Let me tell you what I think

Posted by on Nov 4, 2010 in Uncategorized | No Comments

Recently, I found myself in conversation with a friend who is creating some amazing things in her life.  I quickly began spouting off ideas based on my experience, giving advice and basically not regarding her process.  It did not occur to me to ask her if she wanted feedback or just close listening.  In reflection, I noticed that offering opinions are not always a way to support and honor each other.  Sometimes it can even be harmful. Most of us engage with each other with little awareness of how we relate, we tell each other what we think and give lots of unsolicited advice.  I find myself wondering about the root of this sort of discourse.

Why do we assume people need to know what we think?  Do we have something amazing to offer?  Or is it just a place to spill our busy minds through expression?  I am not disregarding the power of collaborative processes because in the right context, brainstorming can create powerful results.  What I am questioning is when it is appropriate to express opinions and ideas instead of just listening?

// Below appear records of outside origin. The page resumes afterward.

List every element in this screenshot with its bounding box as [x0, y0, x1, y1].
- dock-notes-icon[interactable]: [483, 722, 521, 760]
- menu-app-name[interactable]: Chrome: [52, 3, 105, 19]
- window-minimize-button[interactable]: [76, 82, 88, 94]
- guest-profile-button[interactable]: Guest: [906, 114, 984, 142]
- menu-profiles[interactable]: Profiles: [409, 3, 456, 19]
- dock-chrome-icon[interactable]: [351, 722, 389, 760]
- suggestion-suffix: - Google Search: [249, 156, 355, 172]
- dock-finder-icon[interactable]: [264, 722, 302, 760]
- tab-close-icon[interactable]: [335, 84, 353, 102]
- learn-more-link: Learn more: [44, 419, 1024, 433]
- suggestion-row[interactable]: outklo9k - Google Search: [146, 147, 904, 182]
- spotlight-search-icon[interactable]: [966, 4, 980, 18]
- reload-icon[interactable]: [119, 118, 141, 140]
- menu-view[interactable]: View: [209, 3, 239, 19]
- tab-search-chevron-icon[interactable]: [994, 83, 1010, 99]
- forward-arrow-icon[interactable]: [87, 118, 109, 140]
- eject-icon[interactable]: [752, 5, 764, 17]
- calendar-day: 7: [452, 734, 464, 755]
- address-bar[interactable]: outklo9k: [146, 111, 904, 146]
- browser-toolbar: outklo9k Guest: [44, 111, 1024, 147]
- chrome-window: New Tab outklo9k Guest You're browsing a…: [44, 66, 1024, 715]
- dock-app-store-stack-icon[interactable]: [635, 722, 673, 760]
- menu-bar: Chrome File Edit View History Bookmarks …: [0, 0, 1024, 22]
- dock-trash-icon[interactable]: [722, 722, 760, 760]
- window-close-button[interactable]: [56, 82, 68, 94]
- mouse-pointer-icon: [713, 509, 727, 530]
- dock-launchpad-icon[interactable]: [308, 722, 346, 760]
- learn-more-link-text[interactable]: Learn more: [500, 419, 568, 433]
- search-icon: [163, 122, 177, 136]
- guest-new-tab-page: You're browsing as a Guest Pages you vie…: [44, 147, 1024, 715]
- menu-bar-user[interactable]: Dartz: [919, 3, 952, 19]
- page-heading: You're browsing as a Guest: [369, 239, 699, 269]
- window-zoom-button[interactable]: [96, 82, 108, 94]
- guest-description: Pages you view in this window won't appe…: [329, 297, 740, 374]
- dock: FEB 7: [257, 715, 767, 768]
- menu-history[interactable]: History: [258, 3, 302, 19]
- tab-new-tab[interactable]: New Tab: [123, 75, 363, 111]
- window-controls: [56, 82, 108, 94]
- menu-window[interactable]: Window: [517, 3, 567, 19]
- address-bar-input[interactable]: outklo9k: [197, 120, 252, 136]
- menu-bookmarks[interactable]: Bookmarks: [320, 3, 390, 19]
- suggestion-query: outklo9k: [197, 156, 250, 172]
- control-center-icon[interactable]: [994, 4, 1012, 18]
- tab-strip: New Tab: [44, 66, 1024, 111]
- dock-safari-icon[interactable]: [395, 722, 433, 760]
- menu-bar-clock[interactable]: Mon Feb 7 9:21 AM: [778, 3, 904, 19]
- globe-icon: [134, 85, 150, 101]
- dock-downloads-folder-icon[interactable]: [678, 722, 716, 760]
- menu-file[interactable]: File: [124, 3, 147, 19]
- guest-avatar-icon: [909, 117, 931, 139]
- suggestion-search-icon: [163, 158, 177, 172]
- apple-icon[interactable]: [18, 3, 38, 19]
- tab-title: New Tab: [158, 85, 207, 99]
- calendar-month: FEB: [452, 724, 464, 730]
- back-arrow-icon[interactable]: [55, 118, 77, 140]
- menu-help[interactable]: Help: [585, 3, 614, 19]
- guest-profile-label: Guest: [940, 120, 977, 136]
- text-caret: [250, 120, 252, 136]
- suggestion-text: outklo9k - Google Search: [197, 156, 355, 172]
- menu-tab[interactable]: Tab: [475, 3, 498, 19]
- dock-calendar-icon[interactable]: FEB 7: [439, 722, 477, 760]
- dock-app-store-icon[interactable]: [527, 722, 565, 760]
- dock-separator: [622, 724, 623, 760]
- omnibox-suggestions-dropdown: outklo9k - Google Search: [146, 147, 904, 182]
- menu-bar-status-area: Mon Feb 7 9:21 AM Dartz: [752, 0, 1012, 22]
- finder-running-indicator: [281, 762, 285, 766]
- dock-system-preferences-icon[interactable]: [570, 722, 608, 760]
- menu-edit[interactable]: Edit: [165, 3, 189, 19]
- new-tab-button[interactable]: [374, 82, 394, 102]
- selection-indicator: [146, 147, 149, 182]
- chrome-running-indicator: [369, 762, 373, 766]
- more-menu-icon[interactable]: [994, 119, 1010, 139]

How would conversations unfold if we refrained from giving advice and sought to really understand?  Could our life and relationships change if we were willing to just listen and refrain from saying anything?  Everyone has their own rhythm and by being willing to allow for what seems like uncomfortable silence, we may make room for a person’s deeper experience.  Or perhaps your friend routinely invites feedback, but this inspires them to stop listening to their own guidance while unearthing unhealthy dependency.  If this is true, is this role truly serving?

The truly miraculous possibility in regards to refraining from giving our opinions is trusting that our loved ones deserve and know how to figure it out.  It also allows our relationships to evolve into each of us potentially asking for what we need and not assuming we know what others need.  Keeping lips locked and listening and observing can open up new spaces of self-awareness and change dimensions in close interactions.